Johnson was born in Broadstairs, Kent, England in 1867 and educated at Winchester College. While at Winchester, Johnson became friends with Frank Russell, 2nd Earl Russell. The two started a lengthy religious discussion that Russell later published as Some Winchester Letters of Lionel Johnson (1919).
Johnson graduated from New College, Oxford, in 1890 and converted to Catholicism in June 1891.[1] At that time, Johnson introduced Lord Alfred Douglas to his friend Oscar Wilde. Johnson later denounced Wilde in "The Destroyer of a Soul" (1892) and deeply regretted that he had unwittingly initiated the secret homosexual relationship that had devolved into a public scandal.[2]

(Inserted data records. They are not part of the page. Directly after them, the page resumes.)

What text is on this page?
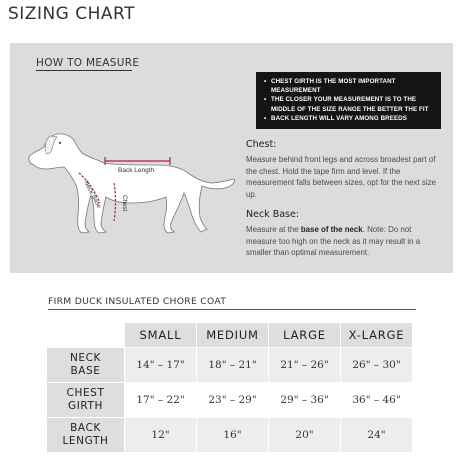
SIZING CHART
HOW TO MEASURE
Back Length
Neck Base	Chest
• CHEST GIRTH IS THE MOST IMPORTANT MEASUREMENT
• THE CLOSER YOUR MEASUREMENT IS TO THE MIDDLE OF THE SIZE RANGE THE BETTER THE FIT
• BACK LENGTH WILL VARY AMONG BREEDS
Chest:
Measure behind front legs and across broadest part of the chest. Hold the tape firm and level. If the measurement falls between sizes, opt for the next size up.
Neck Base:
Measure at the base of the neck. Note: Do not measure too high on the neck as it may result in a smaller than optimal measurement.
FIRM DUCK INSULATED CHORE COAT
	SMALL	MEDIUM	LARGE	X-LARGE
NECK
BASE	14" – 17"	18" – 21"	21" – 26"	26" – 30"
CHEST
GIRTH	17" – 22"	23" – 29"	29" – 36"	36" – 46"
BACK
LENGTH	12"	16"	20"	24"
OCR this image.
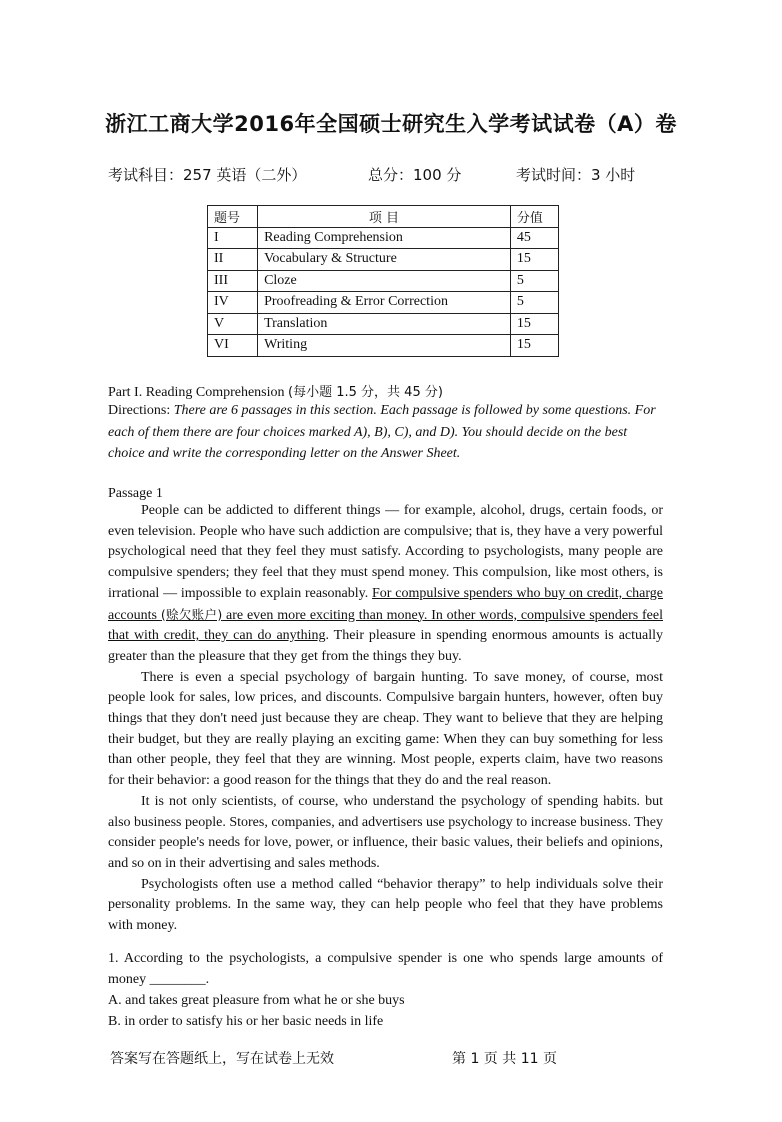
浙江工商大学2016年全国硕士研究生入学考试试卷（A）卷
考试科目：257 英语（二外）	总分：100 分	考试时间：3 小时
题号	项 目	分值
I	Reading Comprehension	45
II	Vocabulary & Structure	15
III	Cloze	5
IV	Proofreading & Error Correction	5
V	Translation	15
VI	Writing	15
Part I. Reading Comprehension (每小题 1.5 分，共 45 分)
Directions: There are 6 passages in this section. Each passage is followed by some questions. For each of them there are four choices marked A), B), C), and D). You should decide on the best choice and write the corresponding letter on the Answer Sheet.
Passage 1

People can be addicted to different things — for example, alcohol, drugs, certain foods, or even television. People who have such addiction are compulsive; that is, they have a very powerful psychological need that they feel they must satisfy. According to psychologists, many people are compulsive spenders; they feel that they must spend money. This compulsion, like most others, is irrational — impossible to explain reasonably. For compulsive spenders who buy on credit, charge accounts (赊欠账户) are even more exciting than money. In other words, compulsive spenders feel that with credit, they can do anything. Their pleasure in spending enormous amounts is actually greater than the pleasure that they get from the things they buy.

There is even a special psychology of bargain hunting. To save money, of course, most people look for sales, low prices, and discounts. Compulsive bargain hunters, however, often buy things that they don't need just because they are cheap. They want to believe that they are helping their budget, but they are really playing an exciting game: When they can buy something for less than other people, they feel that they are winning. Most people, experts claim, have two reasons for their behavior: a good reason for the things that they do and the real reason.

It is not only scientists, of course, who understand the psychology of spending habits. but also business people. Stores, companies, and advertisers use psychology to increase business. They consider people's needs for love, power, or influence, their basic values, their beliefs and opinions, and so on in their advertising and sales methods.

Psychologists often use a method called “behavior therapy” to help individuals solve their personality problems. In the same way, they can help people who feel that they have problems with money.

1. According to the psychologists, a compulsive spender is one who spends large amounts of money ________.
A. and takes great pleasure from what he or she buys
B. in order to satisfy his or her basic needs in life
答案写在答题纸上，写在试卷上无效	第 1 页 共 11 页
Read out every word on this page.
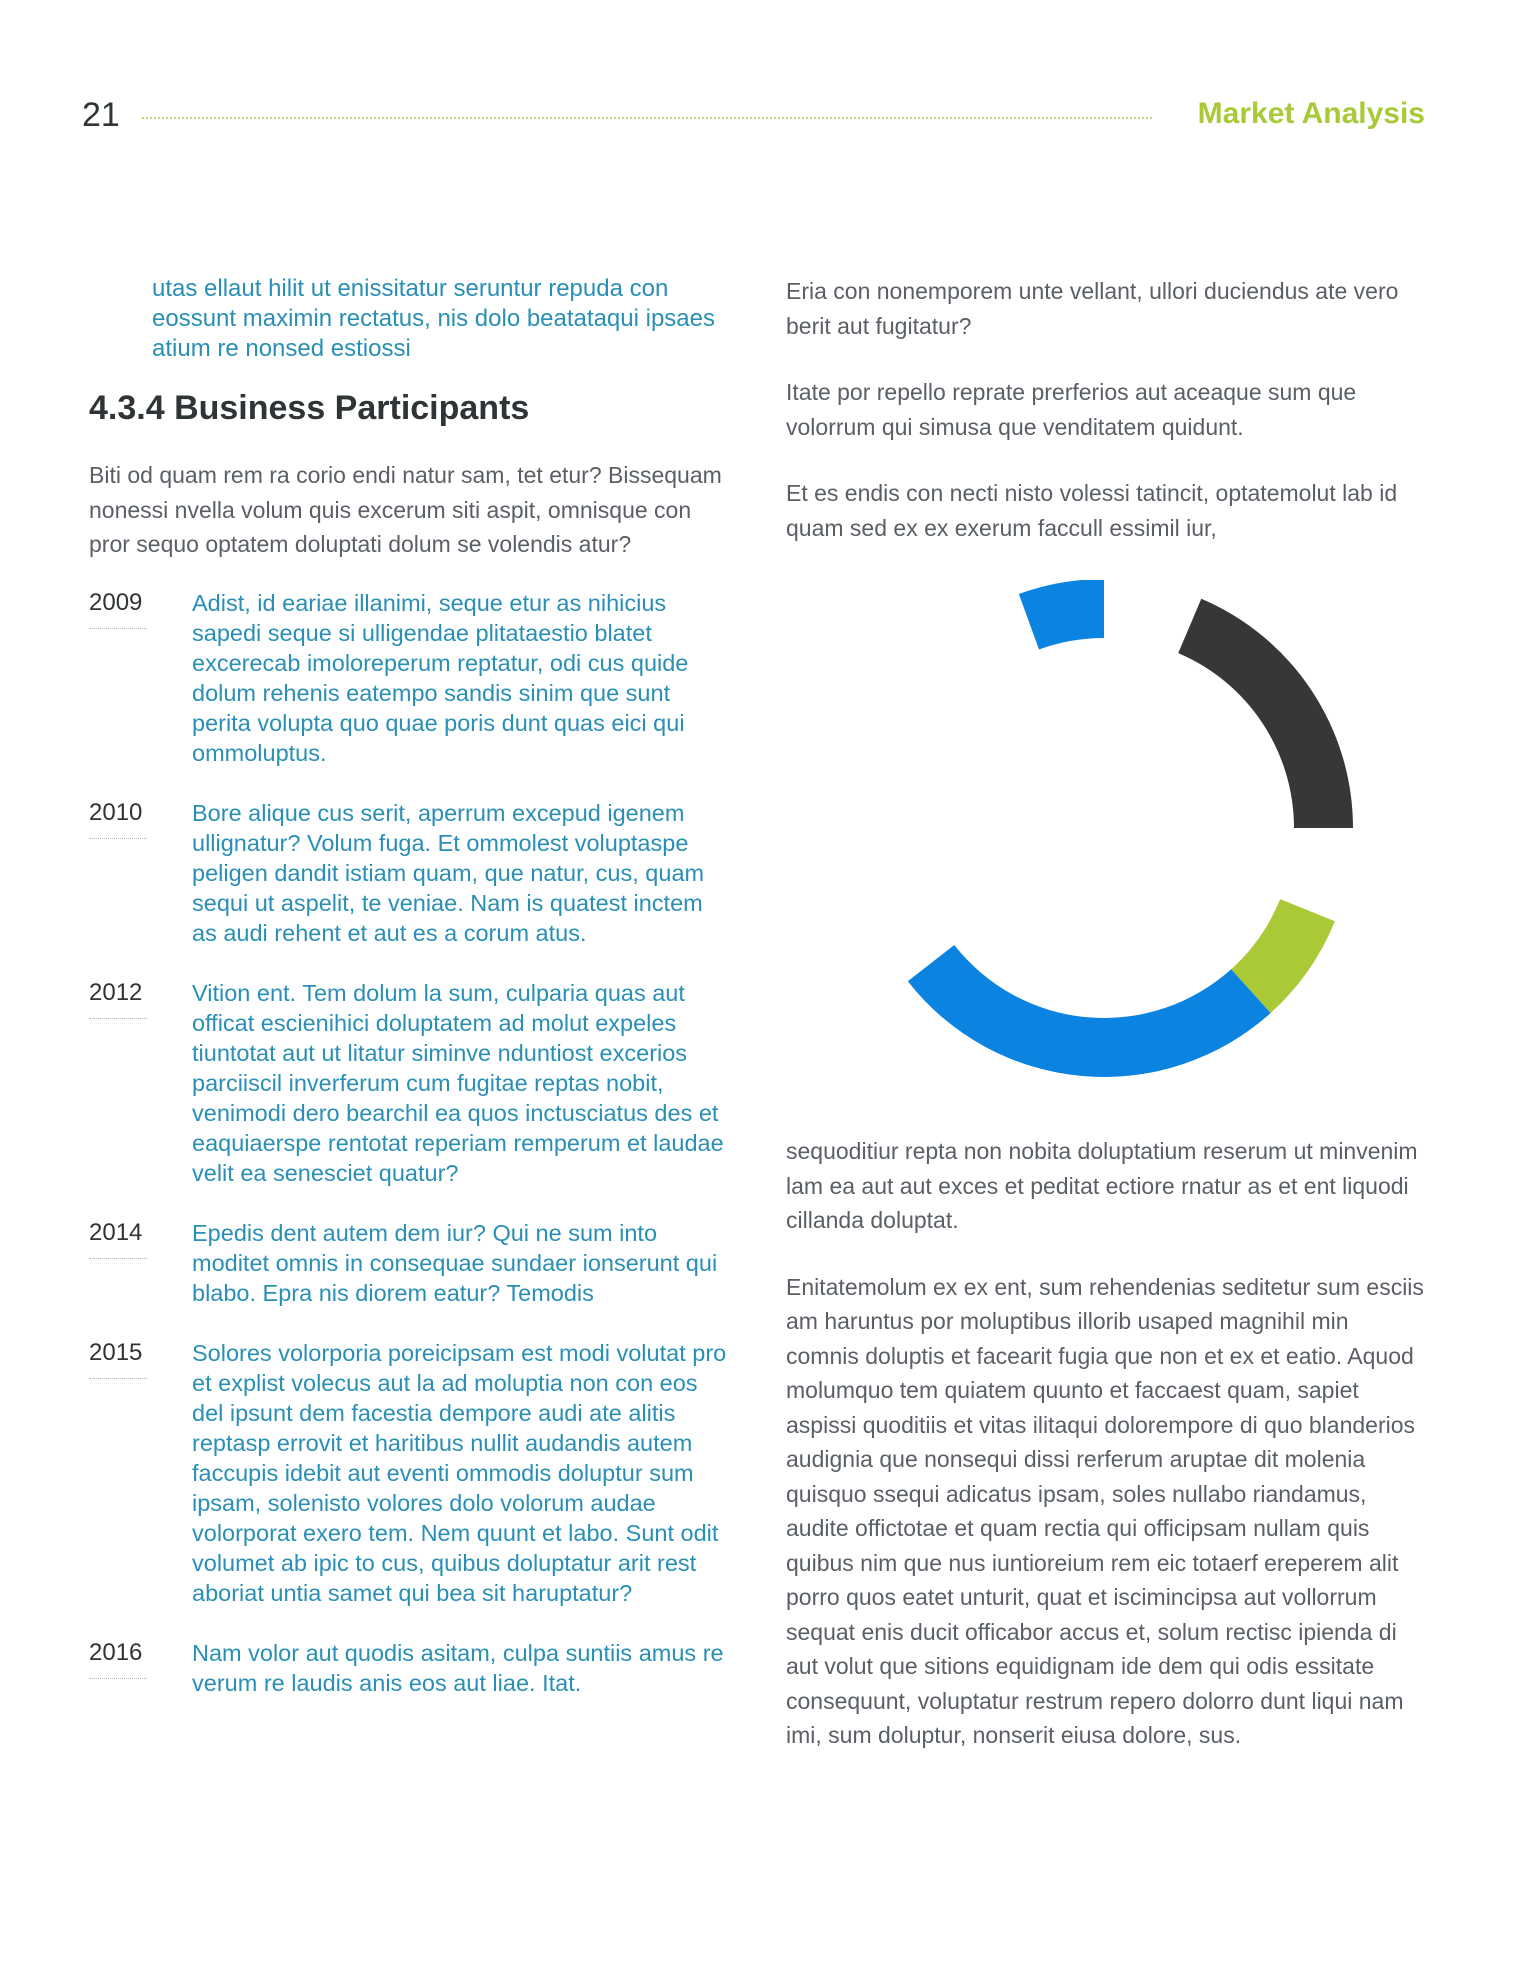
21	Market Analysis

utas ellaut hilit ut enissitatur seruntur repuda con eossunt maximin rectatus, nis dolo beatataqui ipsaes atium re nonsed estiossi

4.3.4 Business Participants

Biti od quam rem ra corio endi natur sam, tet etur? Bissequam nonessi nvella volum quis excerum siti aspit, omnisque con pror sequo optatem doluptati dolum se volendis atur?

2009	Adist, id eariae illanimi, seque etur as nihicius sapedi seque si ulligendae plitataestio blatet excerecab imoloreperum reptatur, odi cus quide dolum rehenis eatempo sandis sinim que sunt perita volupta quo quae poris dunt quas eici qui ommoluptus.
2010	Bore alique cus serit, aperrum excepud igenem ullignatur? Volum fuga. Et ommolest voluptaspe peligen dandit istiam quam, que natur, cus, quam sequi ut aspelit, te veniae. Nam is quatest inctem as audi rehent et aut es a corum atus.
2012	Vition ent. Tem dolum la sum, culparia quas aut officat escienihici doluptatem ad molut expeles tiuntotat aut ut litatur siminve nduntiost excerios parciiscil inverferum cum fugitae reptas nobit, venimodi dero bearchil ea quos inctusciatus des et eaquiaerspe rentotat reperiam remperum et laudae velit ea senesciet quatur?
2014	Epedis dent autem dem iur? Qui ne sum into moditet omnis in consequae sundaer ionserunt qui blabo. Epra nis diorem eatur? Temodis
2015	Solores volorporia poreicipsam est modi volutat pro et explist volecus aut la ad moluptia non con eos del ipsunt dem facestia dempore audi ate alitis reptasp errovit et haritibus nullit audandis autem faccupis idebit aut eventi ommodis doluptur sum ipsam, solenisto volores dolo volorum audae volorporat exero tem. Nem quunt et labo. Sunt odit volumet ab ipic to cus, quibus doluptatur arit rest aboriat untia samet qui bea sit haruptatur?
2016	Nam volor aut quodis asitam, culpa suntiis amus re verum re laudis anis eos aut liae. Itat.

Eria con nonemporem unte vellant, ullori duciendus ate vero berit aut fugitatur?

Itate por repello reprate prerferios aut aceaque sum que volorrum qui simusa que venditatem quidunt.

Et es endis con necti nisto volessi tatincit, optatemolut lab id quam sed ex ex exerum faccull essimil iur,

sequoditiur repta non nobita doluptatium reserum ut minvenim lam ea aut aut exces et peditat ectiore rnatur as et ent liquodi cillanda doluptat.

Enitatemolum ex ex ent, sum rehendenias seditetur sum esciis am haruntus por moluptibus illorib usaped magnihil min comnis doluptis et facearit fugia que non et ex et eatio. Aquod molumquo tem quiatem quunto et faccaest quam, sapiet aspissi quoditiis et vitas ilitaqui dolorempore di quo blanderios audignia que nonsequi dissi rerferum aruptae dit molenia quisquo ssequi adicatus ipsam, soles nullabo riandamus, audite offictotae et quam rectia qui officipsam nullam quis quibus nim que nus iuntioreium rem eic totaerf ereperem alit porro quos eatet unturit, quat et iscimincipsa aut vollorrum sequat enis ducit officabor accus et, solum rectisc ipienda di aut volut que sitions equidignam ide dem qui odis essitate consequunt, voluptatur restrum repero dolorro dunt liqui nam imi, sum doluptur, nonserit eiusa dolore, sus.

In 1893, Johnson published what some consider his greatest work, "Dark Angel". During his lifetime, he published: The Art of Thomas Hardy (1894), Poems (1895), and Ireland and Other Poems (1897). Johnson was a member of the Rhymers' Club, and cousin to Olivia Shakespear (who dedicated her novel The False Laurel to him).
Johnson died of a "cerebral haemorrhage", per an inquest on 8 October 1902,[3] after collapsing in The Green Dragon on Fleet Street in London.[4] The story of Johnson's being struck and killed by a hansom cab is a myth.[5]